Researchers noticed an escalation in the number of malware families being identified and published that use these rarer languages.

After investigating, the team found most of the notable malware has been written in Go, developed by Google in 2007 and now part of the C family with a more simplified syntax.

While this phenomenon isn’t new – and goes back to the use of Delphi and VB6 as a wrapper layer of malware to a rewrite of the now-infamous BazarLoader (named NimzaLoader) in the Nim programming language – the research team warns that history is repeating itself.

Organisations must stay on top of this emerging situation and avoid a repeat of the PowerShell experience that saw fileless malware attacks through the Windows tool.

These types of attacks can go undetected by antivirus software because there’s no signature to find, and they use trusted native programs.

“There’s a chance to be proactive on this before it becomes a giant problem.

“It took at least seven years to get a handle on PowerShell and we don’t want that to happen again,” a spokesperson for the BlackBerry Research and Intelligence Team told Information Age.

Security researchers and analysts need to start improving detection methodologies and updating security tools.

“The use of these languages is going to mean challenges, and while security products play catch up, organisations must consider whether they have the skills internally to understand the threats they are facing with this new technology,” the spokesperson said.

The challenge in reverse-engineering such attacks

Why are these languages being used in attacks?



Timeline of prominent Go, Rust, D and Nim malware.

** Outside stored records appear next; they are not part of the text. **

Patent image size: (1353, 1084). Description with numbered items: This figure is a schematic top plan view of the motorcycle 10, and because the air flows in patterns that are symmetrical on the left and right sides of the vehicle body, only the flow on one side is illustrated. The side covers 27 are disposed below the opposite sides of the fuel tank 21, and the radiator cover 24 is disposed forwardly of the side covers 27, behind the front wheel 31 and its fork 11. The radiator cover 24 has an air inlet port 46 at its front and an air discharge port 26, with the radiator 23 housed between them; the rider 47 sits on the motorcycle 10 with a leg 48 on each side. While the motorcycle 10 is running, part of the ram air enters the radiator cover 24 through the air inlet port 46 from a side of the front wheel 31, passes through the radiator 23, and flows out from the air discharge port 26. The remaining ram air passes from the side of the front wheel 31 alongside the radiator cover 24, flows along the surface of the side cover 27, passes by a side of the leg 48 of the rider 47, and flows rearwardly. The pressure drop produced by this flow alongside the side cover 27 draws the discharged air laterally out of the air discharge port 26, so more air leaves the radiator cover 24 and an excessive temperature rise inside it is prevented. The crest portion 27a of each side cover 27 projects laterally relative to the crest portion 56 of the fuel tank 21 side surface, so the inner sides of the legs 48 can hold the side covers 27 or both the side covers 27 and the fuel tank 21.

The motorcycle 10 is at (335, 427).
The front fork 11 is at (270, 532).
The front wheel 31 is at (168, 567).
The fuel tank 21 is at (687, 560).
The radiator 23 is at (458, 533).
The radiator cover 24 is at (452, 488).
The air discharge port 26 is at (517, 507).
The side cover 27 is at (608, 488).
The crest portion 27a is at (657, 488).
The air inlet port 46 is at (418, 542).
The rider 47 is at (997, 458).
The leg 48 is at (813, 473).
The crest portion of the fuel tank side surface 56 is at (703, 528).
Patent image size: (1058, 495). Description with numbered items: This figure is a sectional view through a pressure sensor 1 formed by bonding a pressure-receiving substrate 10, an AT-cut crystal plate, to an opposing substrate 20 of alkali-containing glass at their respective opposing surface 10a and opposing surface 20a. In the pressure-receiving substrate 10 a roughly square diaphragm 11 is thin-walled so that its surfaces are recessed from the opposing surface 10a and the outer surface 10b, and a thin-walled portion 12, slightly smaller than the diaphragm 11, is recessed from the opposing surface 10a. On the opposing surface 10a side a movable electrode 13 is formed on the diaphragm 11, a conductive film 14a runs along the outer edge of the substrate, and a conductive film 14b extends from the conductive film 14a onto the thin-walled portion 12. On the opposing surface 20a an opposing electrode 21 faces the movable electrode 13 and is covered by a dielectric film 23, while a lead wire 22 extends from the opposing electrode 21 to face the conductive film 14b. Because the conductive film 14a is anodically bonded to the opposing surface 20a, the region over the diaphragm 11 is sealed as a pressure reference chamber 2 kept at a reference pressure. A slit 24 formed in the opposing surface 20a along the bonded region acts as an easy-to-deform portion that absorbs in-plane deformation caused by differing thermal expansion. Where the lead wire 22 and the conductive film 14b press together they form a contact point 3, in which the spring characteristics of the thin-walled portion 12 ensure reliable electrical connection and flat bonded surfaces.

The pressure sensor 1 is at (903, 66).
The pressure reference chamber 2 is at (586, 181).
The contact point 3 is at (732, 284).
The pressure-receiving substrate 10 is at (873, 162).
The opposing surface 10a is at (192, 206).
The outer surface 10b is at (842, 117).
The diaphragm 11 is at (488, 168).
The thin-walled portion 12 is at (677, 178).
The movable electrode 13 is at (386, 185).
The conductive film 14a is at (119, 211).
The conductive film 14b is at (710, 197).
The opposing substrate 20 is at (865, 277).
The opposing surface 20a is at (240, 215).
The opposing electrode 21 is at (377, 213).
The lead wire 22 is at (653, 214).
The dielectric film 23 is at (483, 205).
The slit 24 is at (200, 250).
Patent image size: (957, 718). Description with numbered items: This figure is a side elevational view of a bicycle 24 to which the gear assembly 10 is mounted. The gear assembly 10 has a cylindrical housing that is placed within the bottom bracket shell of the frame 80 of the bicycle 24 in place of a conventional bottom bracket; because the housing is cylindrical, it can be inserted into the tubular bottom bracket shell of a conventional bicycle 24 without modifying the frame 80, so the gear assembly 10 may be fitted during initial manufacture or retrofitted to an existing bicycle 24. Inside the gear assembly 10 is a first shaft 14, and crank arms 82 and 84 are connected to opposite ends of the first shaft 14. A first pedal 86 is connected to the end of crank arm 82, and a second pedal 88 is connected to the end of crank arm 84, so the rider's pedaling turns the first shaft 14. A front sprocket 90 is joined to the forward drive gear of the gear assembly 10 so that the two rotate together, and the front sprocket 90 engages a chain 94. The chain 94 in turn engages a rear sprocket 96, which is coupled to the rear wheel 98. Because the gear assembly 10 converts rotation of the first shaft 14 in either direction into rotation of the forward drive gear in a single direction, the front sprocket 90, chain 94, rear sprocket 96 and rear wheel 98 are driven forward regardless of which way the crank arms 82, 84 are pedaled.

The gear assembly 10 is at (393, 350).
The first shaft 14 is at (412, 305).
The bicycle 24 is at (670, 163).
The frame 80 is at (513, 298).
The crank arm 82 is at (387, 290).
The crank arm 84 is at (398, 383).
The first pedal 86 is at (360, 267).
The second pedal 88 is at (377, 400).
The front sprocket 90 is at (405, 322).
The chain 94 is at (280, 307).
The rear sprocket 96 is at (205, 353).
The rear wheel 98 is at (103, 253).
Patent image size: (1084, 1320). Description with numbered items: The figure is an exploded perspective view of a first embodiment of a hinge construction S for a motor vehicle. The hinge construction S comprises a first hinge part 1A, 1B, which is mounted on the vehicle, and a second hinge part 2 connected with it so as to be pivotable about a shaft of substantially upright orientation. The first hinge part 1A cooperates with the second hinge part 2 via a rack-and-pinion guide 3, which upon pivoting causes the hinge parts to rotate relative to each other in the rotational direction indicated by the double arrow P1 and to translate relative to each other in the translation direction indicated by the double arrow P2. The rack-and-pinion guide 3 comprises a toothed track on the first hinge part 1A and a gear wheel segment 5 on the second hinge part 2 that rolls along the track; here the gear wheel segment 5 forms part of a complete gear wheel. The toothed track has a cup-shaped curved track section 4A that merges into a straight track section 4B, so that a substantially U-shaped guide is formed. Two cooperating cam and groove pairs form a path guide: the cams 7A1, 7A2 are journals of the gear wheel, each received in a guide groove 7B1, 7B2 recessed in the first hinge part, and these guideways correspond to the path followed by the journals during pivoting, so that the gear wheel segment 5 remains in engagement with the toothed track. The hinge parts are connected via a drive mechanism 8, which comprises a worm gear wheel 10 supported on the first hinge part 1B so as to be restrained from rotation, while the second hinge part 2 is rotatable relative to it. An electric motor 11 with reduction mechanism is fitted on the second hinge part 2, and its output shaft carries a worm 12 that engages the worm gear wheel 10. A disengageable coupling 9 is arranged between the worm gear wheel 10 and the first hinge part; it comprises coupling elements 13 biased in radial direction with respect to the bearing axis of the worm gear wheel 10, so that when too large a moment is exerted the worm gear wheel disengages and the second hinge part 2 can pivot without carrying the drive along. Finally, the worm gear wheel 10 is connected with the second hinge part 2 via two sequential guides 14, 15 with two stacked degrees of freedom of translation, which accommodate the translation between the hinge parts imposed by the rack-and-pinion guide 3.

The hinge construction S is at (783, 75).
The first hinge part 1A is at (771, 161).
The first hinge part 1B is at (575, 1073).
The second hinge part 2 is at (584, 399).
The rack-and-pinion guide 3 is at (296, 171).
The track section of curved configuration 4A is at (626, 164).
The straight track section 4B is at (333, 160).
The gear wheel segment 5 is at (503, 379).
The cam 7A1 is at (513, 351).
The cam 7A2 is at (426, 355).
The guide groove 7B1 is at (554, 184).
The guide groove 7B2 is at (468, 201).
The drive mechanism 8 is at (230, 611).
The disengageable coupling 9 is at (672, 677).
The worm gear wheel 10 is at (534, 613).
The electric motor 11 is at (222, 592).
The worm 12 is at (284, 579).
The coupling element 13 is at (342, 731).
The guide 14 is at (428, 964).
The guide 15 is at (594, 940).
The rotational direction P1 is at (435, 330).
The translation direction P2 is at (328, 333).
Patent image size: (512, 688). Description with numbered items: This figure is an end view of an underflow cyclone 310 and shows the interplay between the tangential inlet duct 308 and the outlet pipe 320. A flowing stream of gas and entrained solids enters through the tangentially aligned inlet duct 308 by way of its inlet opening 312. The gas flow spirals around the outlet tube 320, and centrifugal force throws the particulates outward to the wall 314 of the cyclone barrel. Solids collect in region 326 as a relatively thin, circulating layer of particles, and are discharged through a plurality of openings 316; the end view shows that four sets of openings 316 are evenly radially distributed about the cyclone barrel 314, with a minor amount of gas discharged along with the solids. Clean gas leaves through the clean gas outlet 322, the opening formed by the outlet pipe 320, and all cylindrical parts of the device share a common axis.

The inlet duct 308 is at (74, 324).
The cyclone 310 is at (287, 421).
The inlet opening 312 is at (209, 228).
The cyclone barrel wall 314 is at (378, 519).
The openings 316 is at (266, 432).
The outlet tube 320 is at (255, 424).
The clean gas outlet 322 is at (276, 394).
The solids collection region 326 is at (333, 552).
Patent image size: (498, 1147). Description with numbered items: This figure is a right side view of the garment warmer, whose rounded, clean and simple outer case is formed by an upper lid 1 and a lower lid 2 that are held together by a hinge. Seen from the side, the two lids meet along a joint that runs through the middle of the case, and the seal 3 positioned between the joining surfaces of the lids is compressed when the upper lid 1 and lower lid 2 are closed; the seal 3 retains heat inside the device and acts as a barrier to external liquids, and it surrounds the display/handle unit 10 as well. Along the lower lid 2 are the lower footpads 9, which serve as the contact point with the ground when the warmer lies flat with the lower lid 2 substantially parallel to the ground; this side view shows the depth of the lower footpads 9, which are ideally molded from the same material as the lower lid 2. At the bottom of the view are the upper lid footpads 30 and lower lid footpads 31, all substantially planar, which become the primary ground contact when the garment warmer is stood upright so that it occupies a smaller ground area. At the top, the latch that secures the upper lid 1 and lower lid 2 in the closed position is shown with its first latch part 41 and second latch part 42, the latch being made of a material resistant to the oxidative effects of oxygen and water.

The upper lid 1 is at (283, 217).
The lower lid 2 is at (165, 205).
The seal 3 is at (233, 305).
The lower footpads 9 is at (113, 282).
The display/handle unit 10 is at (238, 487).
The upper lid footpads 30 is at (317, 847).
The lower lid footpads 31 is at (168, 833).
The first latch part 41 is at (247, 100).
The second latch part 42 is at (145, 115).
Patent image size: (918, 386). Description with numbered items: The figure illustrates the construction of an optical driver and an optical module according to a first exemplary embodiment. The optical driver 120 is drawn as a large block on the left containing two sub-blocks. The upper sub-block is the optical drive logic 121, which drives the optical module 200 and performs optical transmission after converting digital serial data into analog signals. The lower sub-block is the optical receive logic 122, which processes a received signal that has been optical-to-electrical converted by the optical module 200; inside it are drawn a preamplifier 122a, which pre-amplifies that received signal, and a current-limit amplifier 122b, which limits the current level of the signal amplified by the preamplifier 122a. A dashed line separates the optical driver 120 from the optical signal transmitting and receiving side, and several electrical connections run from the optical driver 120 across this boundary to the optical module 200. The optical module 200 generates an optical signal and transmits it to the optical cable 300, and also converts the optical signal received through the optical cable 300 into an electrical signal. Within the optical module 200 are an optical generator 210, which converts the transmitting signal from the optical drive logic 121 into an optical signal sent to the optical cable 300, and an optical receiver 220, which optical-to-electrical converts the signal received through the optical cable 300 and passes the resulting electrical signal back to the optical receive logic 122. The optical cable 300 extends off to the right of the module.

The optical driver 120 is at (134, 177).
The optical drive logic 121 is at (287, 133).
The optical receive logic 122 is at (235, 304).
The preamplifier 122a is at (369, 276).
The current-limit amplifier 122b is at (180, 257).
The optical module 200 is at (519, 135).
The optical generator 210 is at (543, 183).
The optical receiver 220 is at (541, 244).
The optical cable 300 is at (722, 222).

Photo: Blackberry

BlackBerry said malware developers are mirroring what’s happening in the legitimate developer world, with the emergence of a growing number of new and exotic programming languages.

“By adapting to take advantage of newer technologies, threat actors are pivoting to our blind spots,” the spokesperson said.

The research is intended to give some exposure to these languages and shed light on the current threats that are leveraging them.

“The trend of using new programming languages by threat actors is not new, however threats exploiting new coding languages continue to emerge.”

However, one of the challenges in overcoming these vulnerabilities is that certain languages, like VB6, can actually hamper reverse engineering efforts because malware analysis tooling does not always adequately support exotic programming languages.

“This failing can make analysis efforts a more tedious experience because the analyst must sift through unlabelled library code and rabbit-hole subroutines,” the BlackBerry report states.

Signature-based detection of malware depends on specific static characteristics being present within a file, which don't change and don’t require the file to be executed for it to be visualised.

When malware is authored in a new language, such as BazarLoader being rewritten in Nim, the signatures written to detect the previous iteration will more than likely not match. New signatures will then have to be created to detect these variants, and this must be done either manually using human malware researchers or by using artificial intelligence (AI).

“Detection methodologies don’t exist for threats using some of these coding languages, so protective solutions may fail to mitigate them at a very high rate. This means the threat actors will have a higher success rate with these new pieces of malware,” the spokesperson told Information Age.